The Collaboration Gap in Human-AI Work
Varad Vishwarupe, Marina Jirotka, Nigel Shadbolt, Ivan Flechais
TLDR
This paper introduces a framework explaining why human-AI collaboration with LLMs often fails, emphasizing interaction grounding conditions.
Key contributions
- Analyzes why LLM-based human-AI collaboration often fails in practice.
- Introduces a conceptual framework based on interviews with 16 AI practitioners.
- Argues stable collaboration depends on interaction's "grounding conditions," not just model capability.

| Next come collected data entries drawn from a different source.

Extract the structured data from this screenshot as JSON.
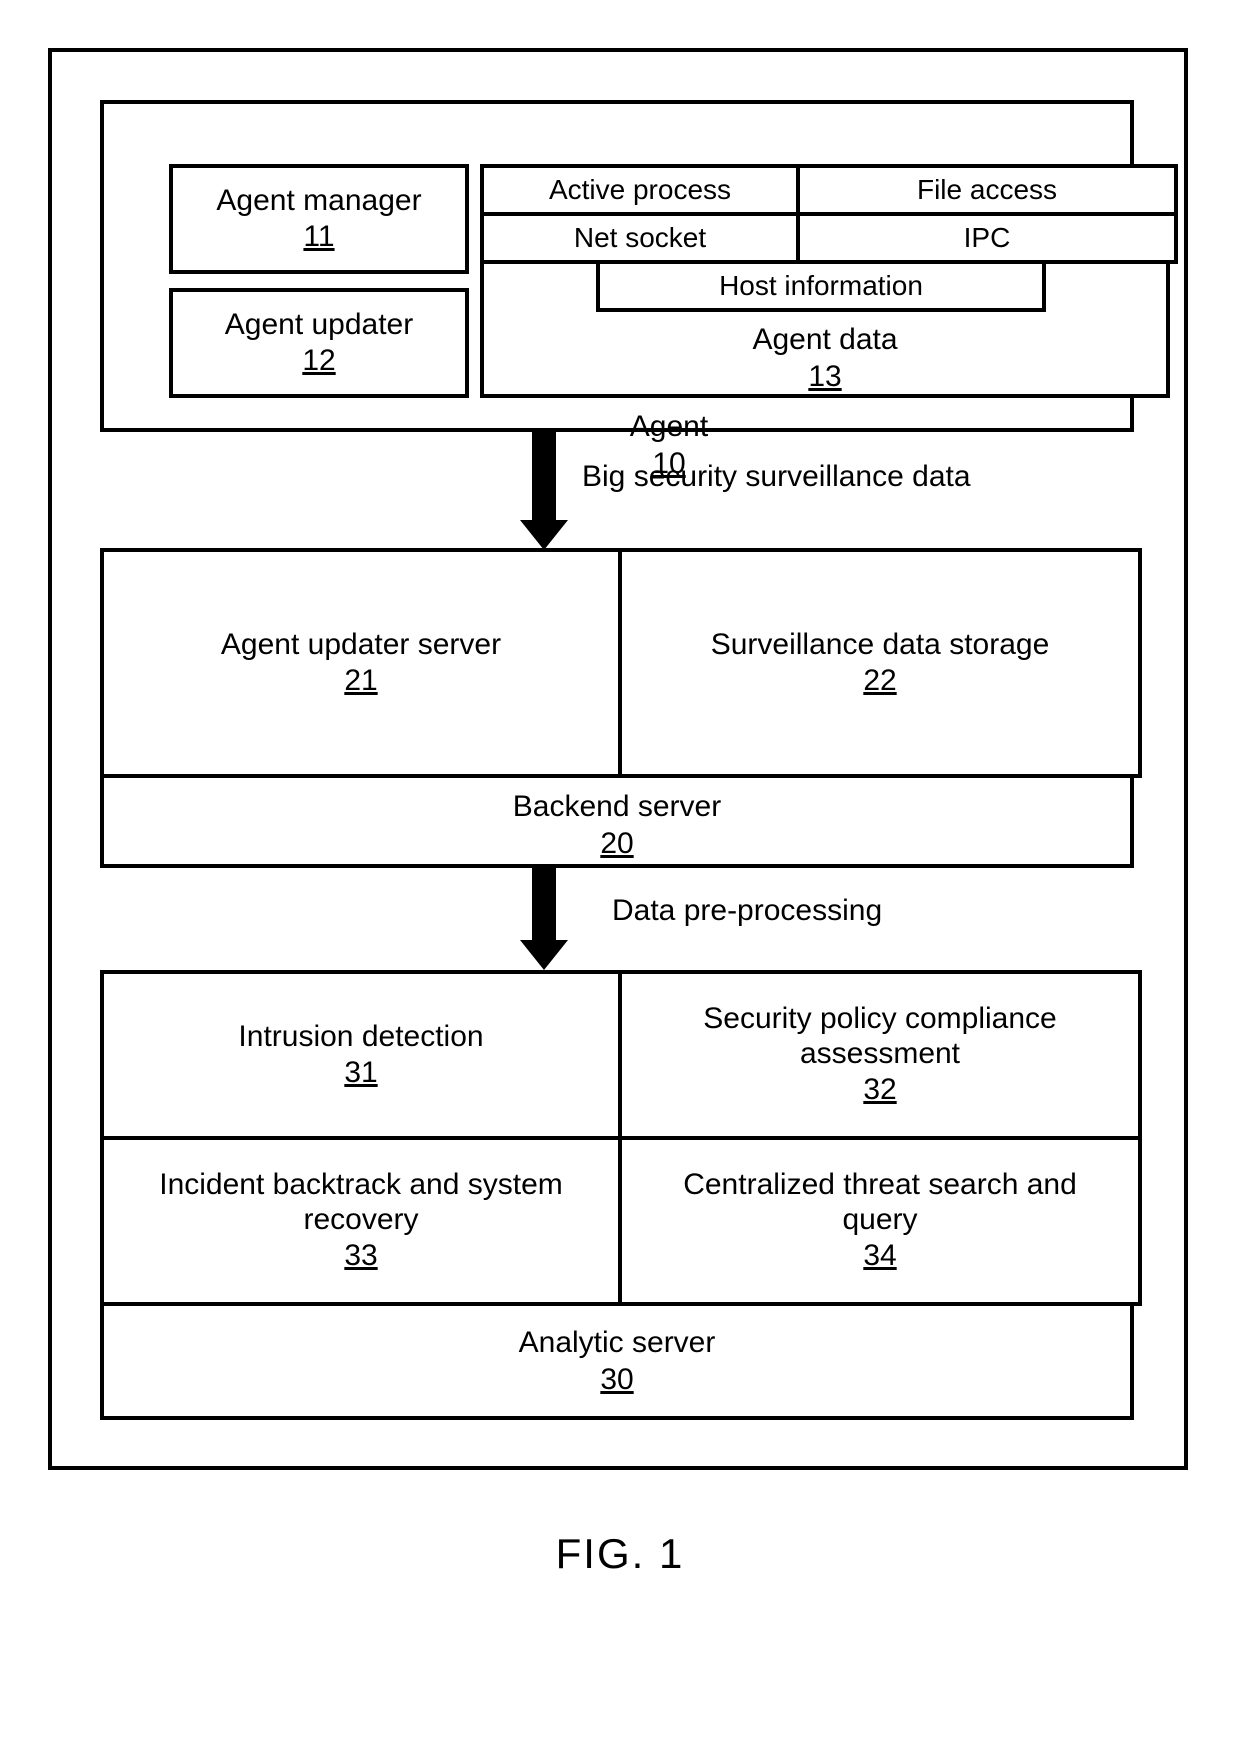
{
  "figure_caption": "FIG. 1",
  "agent": {
    "label": "Agent",
    "ref": "10",
    "manager": {
      "label": "Agent manager",
      "ref": "11"
    },
    "updater": {
      "label": "Agent updater",
      "ref": "12"
    },
    "data": {
      "label": "Agent data",
      "ref": "13",
      "tags": {
        "active_process": "Active process",
        "file_access": "File access",
        "net_socket": "Net socket",
        "ipc": "IPC",
        "host_info": "Host information"
      }
    }
  },
  "arrows": {
    "arrow1_label": "Big security surveillance data",
    "arrow2_label": "Data pre-processing"
  },
  "backend": {
    "label": "Backend server",
    "ref": "20",
    "updater_server": {
      "label": "Agent updater server",
      "ref": "21"
    },
    "data_storage": {
      "label": "Surveillance data storage",
      "ref": "22"
    }
  },
  "analytic": {
    "label": "Analytic server",
    "ref": "30",
    "intrusion_detection": {
      "label": "Intrusion detection",
      "ref": "31"
    },
    "policy_compliance": {
      "label": "Security policy compliance assessment",
      "ref": "32"
    },
    "incident_backtrack": {
      "label": "Incident backtrack and system recovery",
      "ref": "33"
    },
    "threat_search": {
      "label": "Centralized threat search and query",
      "ref": "34"
    }
  }
}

- Distinguishes three structures of human-AI work: one-shot, weak, and grounded collaboration.
Why it matters
This paper is crucial for understanding why human-AI collaboration with LLMs often fails. It provides a framework emphasizing interaction grounding over model capability, which is vital for designing more robust and less frustrating AI partnerships.
Original Abstract
LLMs are increasingly presented as collaborators in programming, design, writing, and analysis. Yet the practical experience of working with them often falls short of this promise. In many settings, users must diagnose misunderstandings, reconstruct missing assumptions, and repeatedly repair misaligned responses. This poster introduces a conceptual framework for understanding why such collaboration remains fragile. Drawing on a constructivist grounded theory analysis of 16 interviews with designers, developers, and applied AI practitioners working on LLM-enabled systems, and informed by literature on human-AI collaboration, we argue that stable collaboration depends not only on model capability but on the interaction's grounding conditions. We distinguish three recurrent structures of human-AI work: one-shot assistance, weak collaboration with asymmetric repair, and grounded collaboration. We propose that collaboration breaks down when the appearance of partnership outpaces the grounding capacity of the interaction and contribute a framework for discussing grounding, repair, and interaction structure in LLM-enabled work.